Getting high: Migrating birds can reach dizzying heights of up to 28,500ft during their marathon flights, study finds
- Researchers from Sweden's Lund University put altitude sensors on great snipes
- This small stocky wader breeds up in Sweden but winters to the south, in Africa
- They make marathon flights of some 3,700 miles over 2–4 days between the two
- During the day, the birds fly much higher than at night, the team also discovered
- It is likely the cooler temperatures at altitude help the birds cope under the sun
The great snipe has taken the record for the bird species with the world's highest-known migratory flight at a whopping 28,500-odd feet up, a study has found.
Experts from Lund University studied the small, stocky waders which breed locally in Sweden, among other places, but spend their winters in Africa, nearer the equator.
To reach the latter, the birds are known to make marathon flights, which involve covering some 3,700 miles over the course of 2–4 days.

The great snipe (pictured) has taken the record for the bird species with the world's highest-known migratory flight — at a whopping 28,500-odd feet up — a study has found

Experts from Lund University studied the small, stocky waders which breed locally in Sweden, among other places, but spend their winters in Africa, nearer the equator, as depicted
In their study, biologist Åke Lindström of Lund University and colleagues monitored the heights at which great snipes fly when migrating by attaching to them small, custom-built altitude loggers.
The data gathered by these sensors revealed that one bird even spent five hours soaring at an altitude of more that 26,246 feet (8,000 m) during one autumn migration southwards to Africa — reaching a maximum of 28, 543 feet (8,700 m).
This, Professor Lindström said, 'is the highest flight altitude that has ever been recorded for a migratory bird.'
While this feat is impressive, the researchers said that they actually are more interested in a broader pattern they identified in their data.
This was that of how the great snipes tend to fly at higher altitudes during the day than they do at night.
This difference, they noted, tends to be substantial — with average altitudes of around 19,685 feet (6000 m) during the day giving way to just 6,561 feet (2,000 m) one the sun had set.
Great snipes are not the only species known to vary the altitude of their migratory flight — great reed warblers occasionally do the same.
Unlike the snipes, the warblers usually only migrate at night and so it was only when the birds were forced to extend their flights into the morning as to finish crossing inhospitable terrain like the Sahara or the Mediterranean that they flew higher.
'Other species that that make long migratory flights are also likely to use this day-and-night rhythm. We may well be tracking a general pattern, [but] it will be up to future studies to show this,' said Professor Lindström.

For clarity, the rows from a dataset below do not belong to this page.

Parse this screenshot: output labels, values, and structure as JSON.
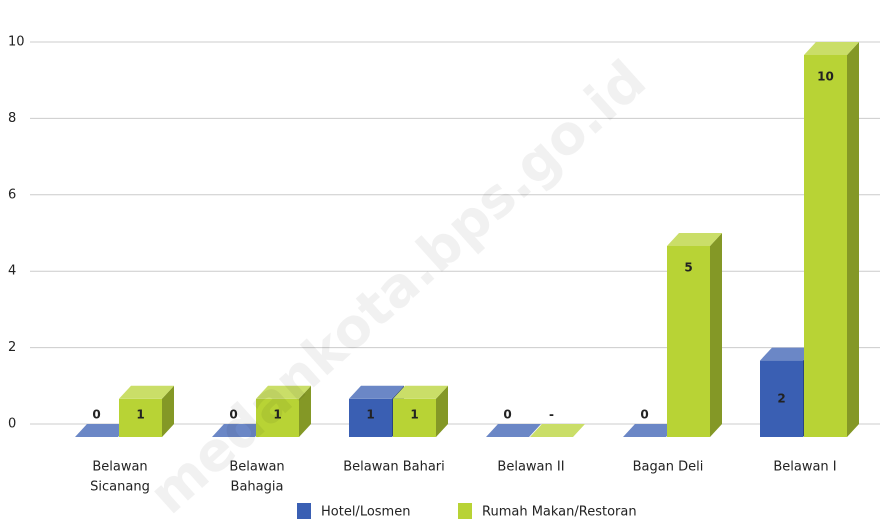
{
  "chart_data": {
    "type": "bar3d",
    "categories": [
      [
        "Belawan",
        "Sicanang"
      ],
      [
        "Belawan",
        "Bahagia"
      ],
      [
        "Belawan Bahari"
      ],
      [
        "Belawan II"
      ],
      [
        "Bagan Deli"
      ],
      [
        "Belawan I"
      ]
    ],
    "series": [
      {
        "name": "Hotel/Losmen",
        "color": "#3a5fb3",
        "values": [
          0,
          0,
          1,
          0,
          0,
          2
        ]
      },
      {
        "name": "Rumah Makan/Restoran",
        "color": "#b8d335",
        "values": [
          1,
          1,
          1,
          null,
          5,
          10
        ],
        "value_labels": [
          "1",
          "1",
          "1",
          "-",
          "5",
          "10"
        ]
      }
    ],
    "ylim": [
      0,
      10
    ],
    "yticks": [
      0,
      2,
      4,
      6,
      8,
      10
    ],
    "grid": true,
    "legend": "bottom",
    "watermark": "medankota.bps.go.id"
  }
}
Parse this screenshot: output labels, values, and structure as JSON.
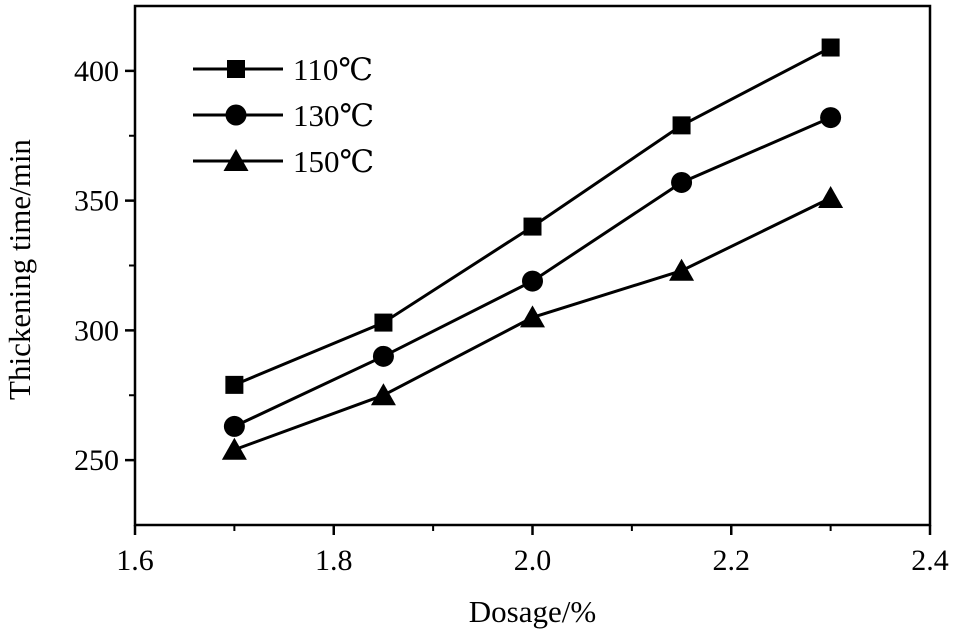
{
  "chart_data": {
    "type": "line",
    "title": "",
    "xlabel": "Dosage/%",
    "ylabel": "Thickening time/min",
    "xlim": [
      1.6,
      2.4
    ],
    "ylim": [
      225,
      425
    ],
    "x_ticks": [
      "1.6",
      "1.8",
      "2.0",
      "2.2",
      "2.4"
    ],
    "y_ticks": [
      "250",
      "300",
      "350",
      "400"
    ],
    "x": [
      1.7,
      1.85,
      2.0,
      2.15,
      2.3
    ],
    "series": [
      {
        "name": "110℃",
        "marker": "square",
        "values": [
          279,
          303,
          340,
          379,
          409
        ]
      },
      {
        "name": "130℃",
        "marker": "circle",
        "values": [
          263,
          290,
          319,
          357,
          382
        ]
      },
      {
        "name": "150℃",
        "marker": "triangle",
        "values": [
          254,
          275,
          305,
          323,
          351
        ]
      }
    ],
    "legend_position": "top-left",
    "grid": false,
    "colors": {
      "line": "#000000",
      "marker": "#000000"
    }
  }
}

The researchers identified a previously unnoticed pattern — that of how the great snipes tend to fly at higher altitudes during the day than they do at night (as depicted). This difference, they noted, tends to be substantial — with average altitudes of around 19,685 feet (6000 m) during the day giving way to just 6,561 feet (2,000 m) one the sun had set
As to why the birds shift altitude depending on the time of day, the researchers said that they have three possible explanations.

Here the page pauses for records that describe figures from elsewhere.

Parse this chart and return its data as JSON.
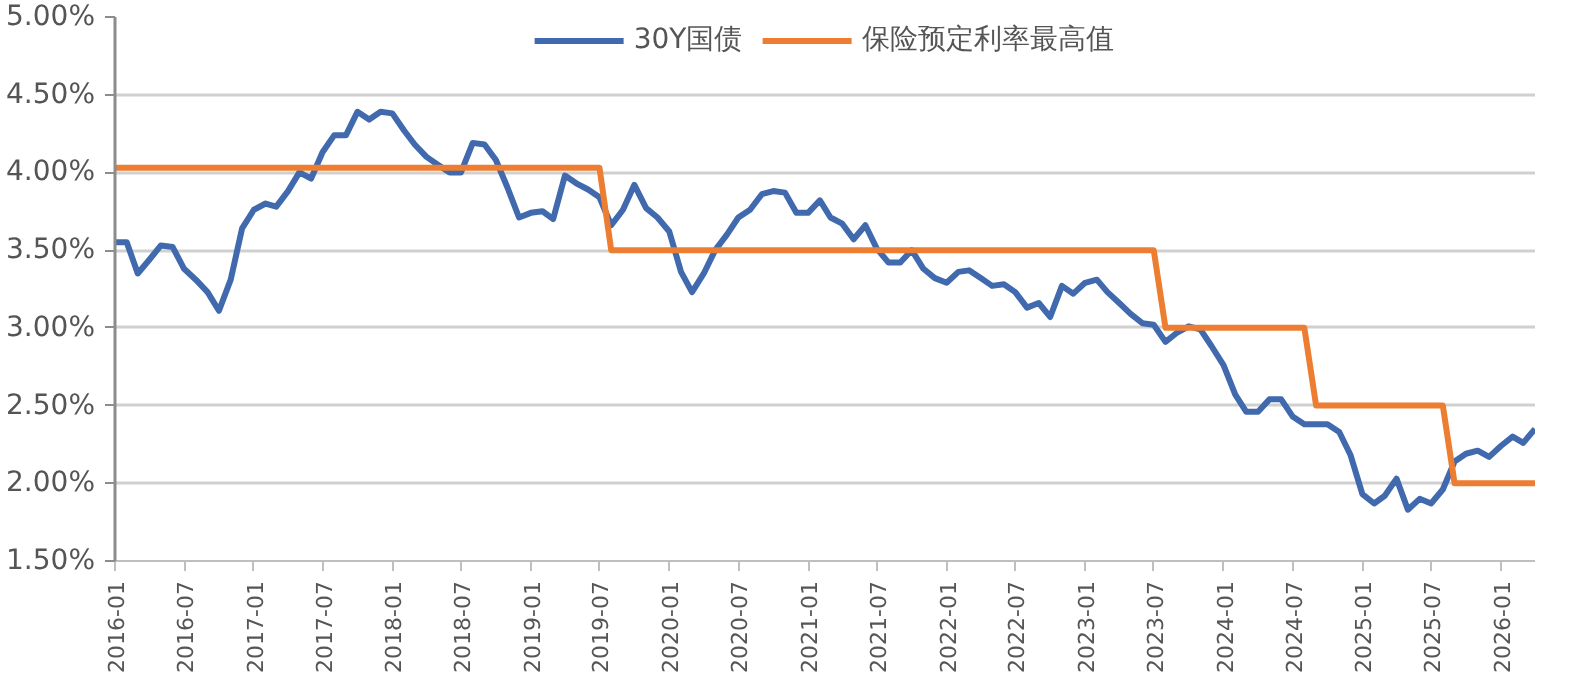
{
  "chart_data": {
    "type": "line",
    "x": [
      "2016-01",
      "2016-02",
      "2016-03",
      "2016-04",
      "2016-05",
      "2016-06",
      "2016-07",
      "2016-08",
      "2016-09",
      "2016-10",
      "2016-11",
      "2016-12",
      "2017-01",
      "2017-02",
      "2017-03",
      "2017-04",
      "2017-05",
      "2017-06",
      "2017-07",
      "2017-08",
      "2017-09",
      "2017-10",
      "2017-11",
      "2017-12",
      "2018-01",
      "2018-02",
      "2018-03",
      "2018-04",
      "2018-05",
      "2018-06",
      "2018-07",
      "2018-08",
      "2018-09",
      "2018-10",
      "2018-11",
      "2018-12",
      "2019-01",
      "2019-02",
      "2019-03",
      "2019-04",
      "2019-05",
      "2019-06",
      "2019-07",
      "2019-08",
      "2019-09",
      "2019-10",
      "2019-11",
      "2019-12",
      "2020-01",
      "2020-02",
      "2020-03",
      "2020-04",
      "2020-05",
      "2020-06",
      "2020-07",
      "2020-08",
      "2020-09",
      "2020-10",
      "2020-11",
      "2020-12",
      "2021-01",
      "2021-02",
      "2021-03",
      "2021-04",
      "2021-05",
      "2021-06",
      "2021-07",
      "2021-08",
      "2021-09",
      "2021-10",
      "2021-11",
      "2021-12",
      "2022-01",
      "2022-02",
      "2022-03",
      "2022-04",
      "2022-05",
      "2022-06",
      "2022-07",
      "2022-08",
      "2022-09",
      "2022-10",
      "2022-11",
      "2022-12",
      "2023-01",
      "2023-02",
      "2023-03",
      "2023-04",
      "2023-05",
      "2023-06",
      "2023-07",
      "2023-08",
      "2023-09",
      "2023-10",
      "2023-11",
      "2023-12",
      "2024-01",
      "2024-02",
      "2024-03",
      "2024-04",
      "2024-05",
      "2024-06",
      "2024-07",
      "2024-08",
      "2024-09",
      "2024-10",
      "2024-11",
      "2024-12",
      "2025-01",
      "2025-02",
      "2025-03",
      "2025-04",
      "2025-05",
      "2025-06",
      "2025-07",
      "2025-08",
      "2025-09",
      "2025-10",
      "2025-11",
      "2025-12",
      "2026-01",
      "2026-02",
      "2026-03",
      "2026-04"
    ],
    "series": [
      {
        "name": "30Y国债",
        "color": "#4169ad",
        "values": [
          3.55,
          3.55,
          3.35,
          3.44,
          3.53,
          3.52,
          3.38,
          3.31,
          3.23,
          3.11,
          3.31,
          3.64,
          3.76,
          3.8,
          3.78,
          3.88,
          4.0,
          3.96,
          4.13,
          4.24,
          4.24,
          4.39,
          4.34,
          4.39,
          4.38,
          4.27,
          4.18,
          4.1,
          4.05,
          4.0,
          4.0,
          4.19,
          4.18,
          4.08,
          3.9,
          3.71,
          3.74,
          3.75,
          3.7,
          3.98,
          3.93,
          3.89,
          3.84,
          3.66,
          3.76,
          3.92,
          3.77,
          3.71,
          3.62,
          3.36,
          3.23,
          3.35,
          3.5,
          3.6,
          3.71,
          3.76,
          3.86,
          3.88,
          3.87,
          3.74,
          3.74,
          3.82,
          3.71,
          3.67,
          3.57,
          3.66,
          3.51,
          3.42,
          3.42,
          3.5,
          3.38,
          3.32,
          3.29,
          3.36,
          3.37,
          3.32,
          3.27,
          3.28,
          3.23,
          3.13,
          3.16,
          3.07,
          3.27,
          3.22,
          3.29,
          3.31,
          3.23,
          3.16,
          3.09,
          3.03,
          3.02,
          2.91,
          2.97,
          3.01,
          2.99,
          2.88,
          2.76,
          2.57,
          2.46,
          2.46,
          2.54,
          2.54,
          2.43,
          2.38,
          2.38,
          2.38,
          2.33,
          2.18,
          1.93,
          1.87,
          1.92,
          2.03,
          1.83,
          1.9,
          1.87,
          1.96,
          2.14,
          2.19,
          2.21,
          2.17,
          2.24,
          2.3,
          2.26,
          2.35
        ]
      },
      {
        "name": "保险预定利率最高值",
        "color": "#ed7d31",
        "x": [
          "2016-01",
          "2019-07",
          "2019-08",
          "2023-07",
          "2023-08",
          "2024-08",
          "2024-09",
          "2025-08",
          "2025-09",
          "2026-04"
        ],
        "values": [
          4.03,
          4.03,
          3.5,
          3.5,
          3.0,
          3.0,
          2.5,
          2.5,
          2.0,
          2.0
        ]
      }
    ],
    "xlim": [
      "2016-01",
      "2026-04"
    ],
    "xticks": [
      "2016-01",
      "2016-07",
      "2017-01",
      "2017-07",
      "2018-01",
      "2018-07",
      "2019-01",
      "2019-07",
      "2020-01",
      "2020-07",
      "2021-01",
      "2021-07",
      "2022-01",
      "2022-07",
      "2023-01",
      "2023-07",
      "2024-01",
      "2024-07",
      "2025-01",
      "2025-07",
      "2026-01"
    ],
    "ylim": [
      1.5,
      5.0
    ],
    "yticks": [
      {
        "value": 1.5,
        "label": "1.50%"
      },
      {
        "value": 2.0,
        "label": "2.00%"
      },
      {
        "value": 2.5,
        "label": "2.50%"
      },
      {
        "value": 3.0,
        "label": "3.00%"
      },
      {
        "value": 3.5,
        "label": "3.50%"
      },
      {
        "value": 4.0,
        "label": "4.00%"
      },
      {
        "value": 4.5,
        "label": "4.50%"
      },
      {
        "value": 5.0,
        "label": "5.00%"
      }
    ],
    "grid": "y",
    "legend": "top",
    "marker": "none",
    "line_style": "solid"
  }
}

These are that birds can more easily navigate by landmarks at higher altitudes, that they are safer from birds of prey at such heights and that the cooler temperatures further up in the atmosphere help them keep cool under the heat of the sun
'Our main line of inquiry is that they fly at a high altitude to cool down, but we must be humble and acknowledge that there may be other or additional explanations,' Professor Lindström concluded.
The full findings of the study were published in the journal Current Biology.